The Wisconsin Cattlemen's Association typically has two stands at the fair, one inside the Wisconsin Products Pavilion and another just outside the pavilion facing the Case IH Coliseum. On a typical fair day the stands sell more than 1,000 ribeye sandwiches over the course of a more than 13-hour day. On Thursday, July 30, the association's first day at the drive-thru, 560 ribeye sandwiches were sold at $10 each in just four hours at the stand set up in the infield of the Milwaukee Mile.

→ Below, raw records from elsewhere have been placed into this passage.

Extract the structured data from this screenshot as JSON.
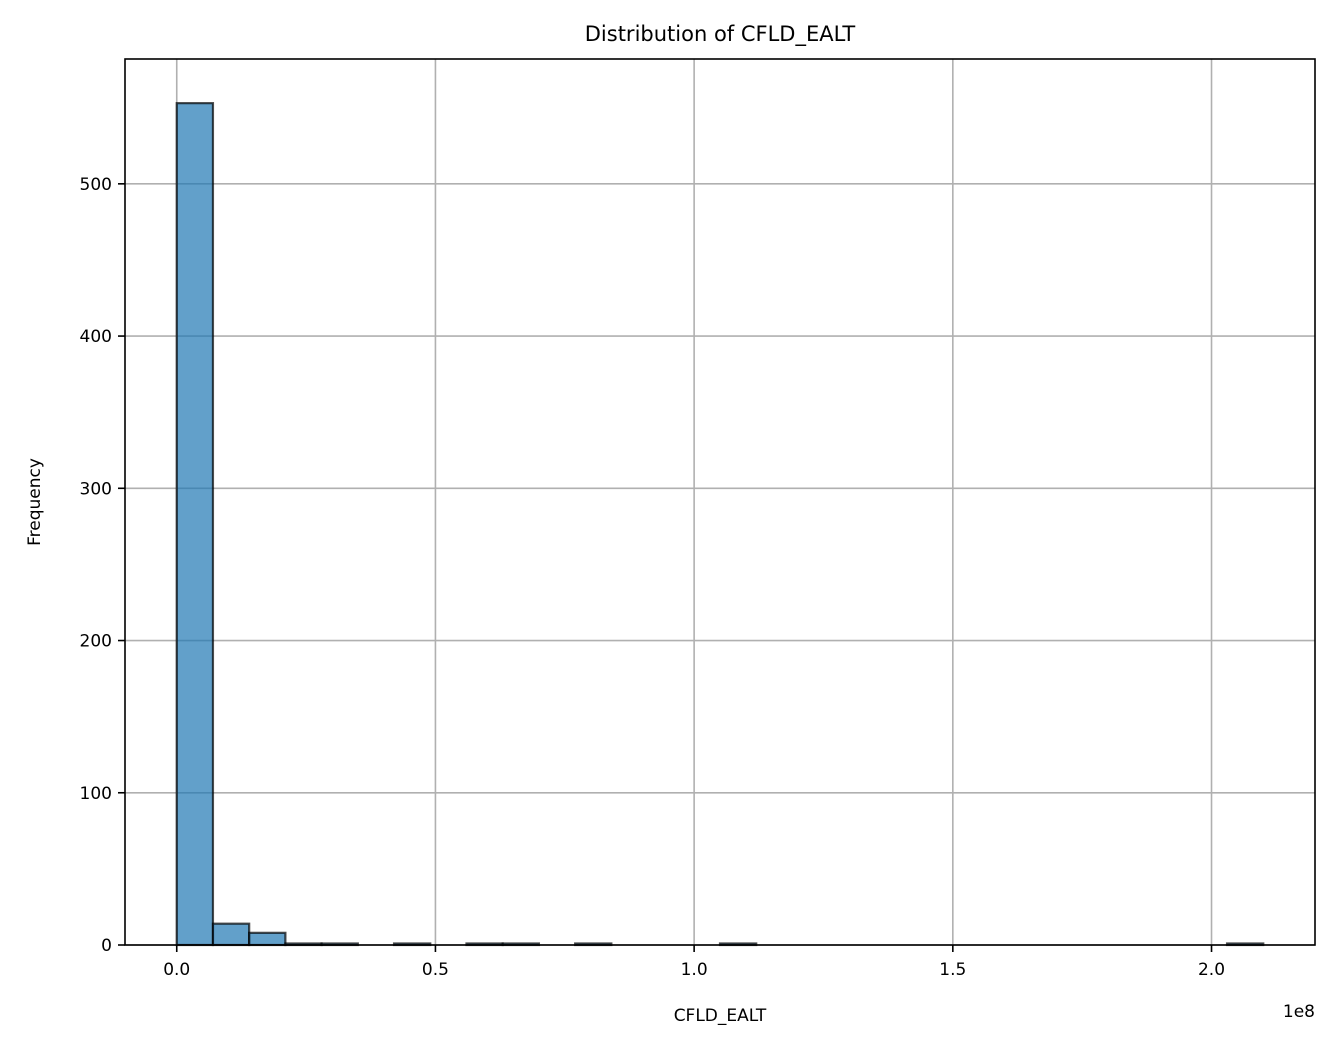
{
  "chart_data": {
    "type": "bar",
    "title": "Distribution of CFLD_EALT",
    "xlabel": "CFLD_EALT",
    "ylabel": "Frequency",
    "x_offset_label": "1e8",
    "x_scale_factor": 100000000,
    "xlim": [
      -0.1,
      2.2
    ],
    "ylim": [
      0,
      582
    ],
    "xticks": [
      0.0,
      0.5,
      1.0,
      1.5,
      2.0
    ],
    "xtick_labels": [
      "0.0",
      "0.5",
      "1.0",
      "1.5",
      "2.0"
    ],
    "yticks": [
      0,
      100,
      200,
      300,
      400,
      500
    ],
    "ytick_labels": [
      "0",
      "100",
      "200",
      "300",
      "400",
      "500"
    ],
    "grid": true,
    "bar_color": "#1f77b4",
    "bar_edge_color": "#000000",
    "bin_edges": [
      0.0,
      0.07,
      0.14,
      0.21,
      0.28,
      0.35,
      0.42,
      0.49,
      0.56,
      0.63,
      0.7,
      0.77,
      0.84,
      0.91,
      0.98,
      1.05,
      1.12,
      1.19,
      1.26,
      1.33,
      1.4,
      1.47,
      1.54,
      1.61,
      1.68,
      1.75,
      1.82,
      1.89,
      1.96,
      2.03,
      2.1
    ],
    "values": [
      553,
      14,
      8,
      1,
      1,
      0,
      1,
      0,
      1,
      1,
      0,
      1,
      0,
      0,
      0,
      1,
      0,
      0,
      0,
      0,
      0,
      0,
      0,
      0,
      0,
      0,
      0,
      0,
      0,
      1
    ]
  }
}
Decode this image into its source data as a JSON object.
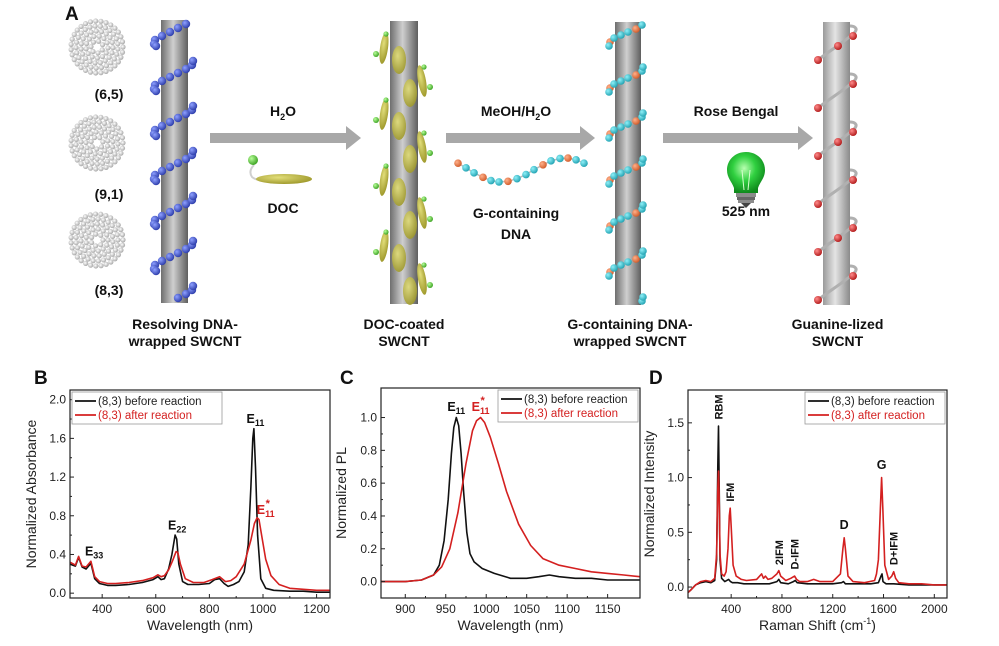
{
  "figure": {
    "panel_a": {
      "letter": "A",
      "chiralities": [
        "(6,5)",
        "(9,1)",
        "(8,3)"
      ],
      "stages": [
        {
          "caption_line1": "Resolving DNA-",
          "caption_line2": "wrapped SWCNT"
        },
        {
          "caption_line1": "DOC-coated",
          "caption_line2": "SWCNT"
        },
        {
          "caption_line1": "G-containing DNA-",
          "caption_line2": "wrapped SWCNT"
        },
        {
          "caption_line1": "Guanine-lized",
          "caption_line2": "SWCNT"
        }
      ],
      "arrows": [
        {
          "above": "H",
          "above_sub": "2",
          "above_tail": "O",
          "below_line1": "DOC",
          "below_line2": ""
        },
        {
          "above": "MeOH/H",
          "above_sub": "2",
          "above_tail": "O",
          "below_line1": "G-containing",
          "below_line2": "DNA"
        },
        {
          "above": "Rose Bengal",
          "above_sub": "",
          "above_tail": "",
          "below_line1": "525 nm",
          "below_line2": ""
        }
      ],
      "colors": {
        "nanotube": "#8c8c8c",
        "dna_blue": "#3a4fc4",
        "doc_olive": "#b5b040",
        "doc_head": "#5cc83c",
        "dna_cyan": "#2ab8c8",
        "dna_orange": "#e0703a",
        "guanine_red": "#d02828",
        "bulb_green": "#1fbf2f",
        "arrow_gray": "#a8a8a8"
      }
    }
  },
  "chart_data": [
    {
      "panel": "B",
      "type": "line",
      "title": "",
      "xlabel": "Wavelength (nm)",
      "ylabel": "Normalized Absorbance",
      "xlim": [
        280,
        1250
      ],
      "ylim": [
        -0.05,
        2.1
      ],
      "xticks": [
        400,
        600,
        800,
        1000,
        1200
      ],
      "yticks": [
        0.0,
        0.4,
        0.8,
        1.2,
        1.6,
        2.0
      ],
      "ytick_labels": [
        "0.0",
        "0.4",
        "0.8",
        "1.2",
        "1.6",
        "2.0"
      ],
      "legend": {
        "position": "top-left",
        "entries": [
          "(8,3) before reaction",
          "(8,3) after reaction"
        ]
      },
      "series": [
        {
          "name": "(8,3) before reaction",
          "color": "#111111",
          "x": [
            280,
            300,
            312,
            325,
            340,
            358,
            372,
            390,
            420,
            450,
            500,
            550,
            590,
            608,
            620,
            632,
            648,
            660,
            672,
            678,
            686,
            700,
            720,
            760,
            800,
            820,
            838,
            855,
            870,
            890,
            910,
            930,
            945,
            955,
            962,
            966,
            972,
            980,
            992,
            1010,
            1040,
            1100,
            1150,
            1200,
            1250
          ],
          "y": [
            0.3,
            0.28,
            0.37,
            0.27,
            0.25,
            0.31,
            0.15,
            0.1,
            0.08,
            0.08,
            0.09,
            0.11,
            0.14,
            0.17,
            0.14,
            0.15,
            0.25,
            0.4,
            0.6,
            0.56,
            0.3,
            0.12,
            0.09,
            0.09,
            0.1,
            0.14,
            0.15,
            0.1,
            0.07,
            0.09,
            0.12,
            0.22,
            0.5,
            1.1,
            1.6,
            1.7,
            1.3,
            0.6,
            0.15,
            0.05,
            0.03,
            0.02,
            0.02,
            0.01,
            0.01
          ]
        },
        {
          "name": "(8,3) after reaction",
          "color": "#d42020",
          "x": [
            280,
            300,
            312,
            325,
            340,
            358,
            372,
            390,
            420,
            450,
            500,
            550,
            590,
            608,
            620,
            632,
            648,
            662,
            676,
            682,
            692,
            710,
            740,
            780,
            810,
            838,
            860,
            880,
            900,
            930,
            955,
            968,
            978,
            985,
            995,
            1010,
            1030,
            1060,
            1100,
            1150,
            1200,
            1250
          ],
          "y": [
            0.32,
            0.29,
            0.38,
            0.28,
            0.27,
            0.33,
            0.17,
            0.12,
            0.1,
            0.1,
            0.11,
            0.13,
            0.16,
            0.19,
            0.17,
            0.18,
            0.24,
            0.33,
            0.43,
            0.42,
            0.3,
            0.15,
            0.11,
            0.11,
            0.14,
            0.17,
            0.12,
            0.13,
            0.17,
            0.3,
            0.55,
            0.72,
            0.78,
            0.76,
            0.6,
            0.35,
            0.18,
            0.09,
            0.05,
            0.04,
            0.03,
            0.03
          ]
        }
      ],
      "annotations": [
        {
          "text": "E",
          "sub": "33",
          "sup": "",
          "x": 370,
          "y": 0.39,
          "color": "#111111"
        },
        {
          "text": "E",
          "sub": "22",
          "sup": "",
          "x": 680,
          "y": 0.66,
          "color": "#111111"
        },
        {
          "text": "E",
          "sub": "11",
          "sup": "",
          "x": 972,
          "y": 1.76,
          "color": "#111111"
        },
        {
          "text": "E",
          "sub": "11",
          "sup": "*",
          "x": 1010,
          "y": 0.82,
          "color": "#d42020"
        }
      ]
    },
    {
      "panel": "C",
      "type": "line",
      "title": "",
      "xlabel": "Wavelength (nm)",
      "ylabel": "Normalized PL",
      "xlim": [
        870,
        1190
      ],
      "ylim": [
        -0.1,
        1.18
      ],
      "xticks": [
        900,
        950,
        1000,
        1050,
        1100,
        1150
      ],
      "yticks": [
        0.0,
        0.2,
        0.4,
        0.6,
        0.8,
        1.0
      ],
      "ytick_labels": [
        "0.0",
        "0.2",
        "0.4",
        "0.6",
        "0.8",
        "1.0"
      ],
      "legend": {
        "position": "top-right",
        "entries": [
          "(8,3) before reaction",
          "(8,3) after reaction"
        ]
      },
      "series": [
        {
          "name": "(8,3) before reaction",
          "color": "#111111",
          "x": [
            870,
            900,
            920,
            935,
            942,
            948,
            953,
            957,
            960,
            963,
            966,
            969,
            972,
            976,
            980,
            985,
            995,
            1010,
            1030,
            1050,
            1065,
            1078,
            1090,
            1110,
            1130,
            1150,
            1170,
            1190
          ],
          "y": [
            0.0,
            0.0,
            0.01,
            0.04,
            0.1,
            0.25,
            0.5,
            0.78,
            0.94,
            1.0,
            0.95,
            0.78,
            0.55,
            0.3,
            0.17,
            0.12,
            0.08,
            0.05,
            0.02,
            0.02,
            0.03,
            0.04,
            0.03,
            0.02,
            0.02,
            0.01,
            0.01,
            0.01
          ]
        },
        {
          "name": "(8,3) after reaction",
          "color": "#d42020",
          "x": [
            870,
            900,
            920,
            935,
            945,
            955,
            965,
            975,
            983,
            988,
            993,
            998,
            1005,
            1015,
            1025,
            1040,
            1055,
            1070,
            1090,
            1110,
            1130,
            1150,
            1170,
            1190
          ],
          "y": [
            0.0,
            0.0,
            0.01,
            0.04,
            0.09,
            0.2,
            0.42,
            0.72,
            0.92,
            0.98,
            1.0,
            0.97,
            0.88,
            0.72,
            0.55,
            0.35,
            0.22,
            0.14,
            0.1,
            0.08,
            0.06,
            0.05,
            0.04,
            0.03
          ]
        }
      ],
      "annotations": [
        {
          "text": "E",
          "sub": "11",
          "sup": "",
          "x": 963,
          "y": 1.04,
          "color": "#111111"
        },
        {
          "text": "E",
          "sub": "11",
          "sup": "*",
          "x": 993,
          "y": 1.04,
          "color": "#d42020"
        }
      ]
    },
    {
      "panel": "D",
      "type": "line",
      "title": "",
      "xlabel": "Raman Shift (cm",
      "xlabel_sup": "-1",
      "xlabel_tail": ")",
      "ylabel": "Normalized Intensity",
      "xlim": [
        60,
        2100
      ],
      "ylim": [
        -0.1,
        1.8
      ],
      "xticks": [
        400,
        800,
        1200,
        1600,
        2000
      ],
      "yticks": [
        0.0,
        0.5,
        1.0,
        1.5
      ],
      "ytick_labels": [
        "0.0",
        "0.5",
        "1.0",
        "1.5"
      ],
      "legend": {
        "position": "top-right",
        "entries": [
          "(8,3) before reaction",
          "(8,3) after reaction"
        ]
      },
      "series": [
        {
          "name": "(8,3) before reaction",
          "color": "#111111",
          "x": [
            60,
            80,
            120,
            160,
            200,
            240,
            270,
            285,
            295,
            300,
            305,
            312,
            325,
            350,
            380,
            395,
            410,
            450,
            500,
            600,
            700,
            760,
            775,
            790,
            850,
            890,
            905,
            920,
            1000,
            1100,
            1200,
            1270,
            1285,
            1300,
            1400,
            1500,
            1560,
            1580,
            1588,
            1596,
            1620,
            1680,
            1800,
            2000,
            2100
          ],
          "y": [
            -0.05,
            -0.03,
            0.02,
            0.04,
            0.05,
            0.04,
            0.06,
            0.25,
            1.1,
            1.47,
            1.0,
            0.25,
            0.08,
            0.05,
            0.07,
            0.05,
            0.04,
            0.04,
            0.03,
            0.03,
            0.03,
            0.05,
            0.07,
            0.04,
            0.03,
            0.05,
            0.06,
            0.04,
            0.03,
            0.03,
            0.03,
            0.04,
            0.05,
            0.03,
            0.03,
            0.03,
            0.04,
            0.1,
            0.12,
            0.05,
            0.03,
            0.03,
            0.02,
            0.02,
            0.02
          ]
        },
        {
          "name": "(8,3) after reaction",
          "color": "#d42020",
          "x": [
            60,
            80,
            120,
            160,
            200,
            240,
            270,
            285,
            295,
            300,
            305,
            312,
            325,
            345,
            360,
            375,
            385,
            392,
            400,
            415,
            440,
            480,
            520,
            600,
            640,
            655,
            670,
            690,
            720,
            760,
            775,
            790,
            830,
            870,
            900,
            915,
            940,
            1000,
            1050,
            1100,
            1200,
            1260,
            1280,
            1290,
            1300,
            1320,
            1360,
            1450,
            1530,
            1545,
            1560,
            1575,
            1585,
            1595,
            1610,
            1640,
            1665,
            1680,
            1695,
            1720,
            1800,
            1900,
            2000,
            2100
          ],
          "y": [
            -0.05,
            -0.03,
            0.02,
            0.05,
            0.06,
            0.05,
            0.08,
            0.3,
            0.9,
            1.06,
            0.85,
            0.3,
            0.12,
            0.1,
            0.14,
            0.35,
            0.65,
            0.72,
            0.55,
            0.2,
            0.1,
            0.07,
            0.06,
            0.07,
            0.12,
            0.08,
            0.1,
            0.07,
            0.08,
            0.12,
            0.15,
            0.1,
            0.06,
            0.08,
            0.1,
            0.07,
            0.05,
            0.05,
            0.07,
            0.05,
            0.05,
            0.12,
            0.35,
            0.45,
            0.35,
            0.1,
            0.05,
            0.04,
            0.06,
            0.12,
            0.25,
            0.7,
            1.0,
            0.7,
            0.2,
            0.07,
            0.1,
            0.14,
            0.08,
            0.04,
            0.03,
            0.03,
            0.02,
            0.02
          ]
        }
      ],
      "annotations": [
        {
          "text": "RBM",
          "rotated": true,
          "x": 300,
          "y": 1.53,
          "color": "#111111"
        },
        {
          "text": "IFM",
          "rotated": true,
          "x": 392,
          "y": 0.78,
          "color": "#111111"
        },
        {
          "text": "2IFM",
          "rotated": true,
          "x": 775,
          "y": 0.2,
          "color": "#111111"
        },
        {
          "text": "D-IFM",
          "rotated": true,
          "x": 900,
          "y": 0.16,
          "color": "#111111"
        },
        {
          "text": "D",
          "rotated": false,
          "x": 1290,
          "y": 0.53,
          "color": "#111111"
        },
        {
          "text": "G",
          "rotated": false,
          "x": 1585,
          "y": 1.08,
          "color": "#111111"
        },
        {
          "text": "D+IFM",
          "rotated": true,
          "x": 1680,
          "y": 0.2,
          "color": "#111111"
        }
      ]
    }
  ]
}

Vicki and Craig Dunnam manage the trailer and have a beef ranch near Westby. Vickie said she had originally ordered 1,000 ribeye for each of the association's two weekends at the Drive-Thru but doubled her order after hearing about the success from the Wisconsin Pork Producers Association during the opening weekend. On that Thursday, the very first customer ordered 22 ribeye sandwiches.
"It's really quite crazy," Vicki Dunnam said. "The spirit is still the same. We can feel just the happiness of being here. The park is still here, it's just that it's a little different."
The trailer helps fund marketing, education and advocacy efforts for the association but the Drive-Thru has been its only gig this year. The WPS Farm Show in Oshkosh, Midwest Horse Fair and World Dairy Expo, both in Madison, have all been scuttled. The World Beef Expo next month at State Fair Park remains an in-person event for now but its unclear if food vendors will be a part of the event, said Charlene Becker, the Beef Expo's executive director.
The Cattlemen's Association has been a staple at the State Fair for the past 25 years, and even though the fair is not same, grilled beef from a pair of massive propane grills is triggering the senses. The menu also includes hamburgers, cheeseburgers and all-beef quarter-pound hot dogs. Roast beef is not being offered.
"Due to COVID we have a limited menu this year," Craig Dunnam said during a tour of the trailer. "We're doing the best we can to cope with the changes."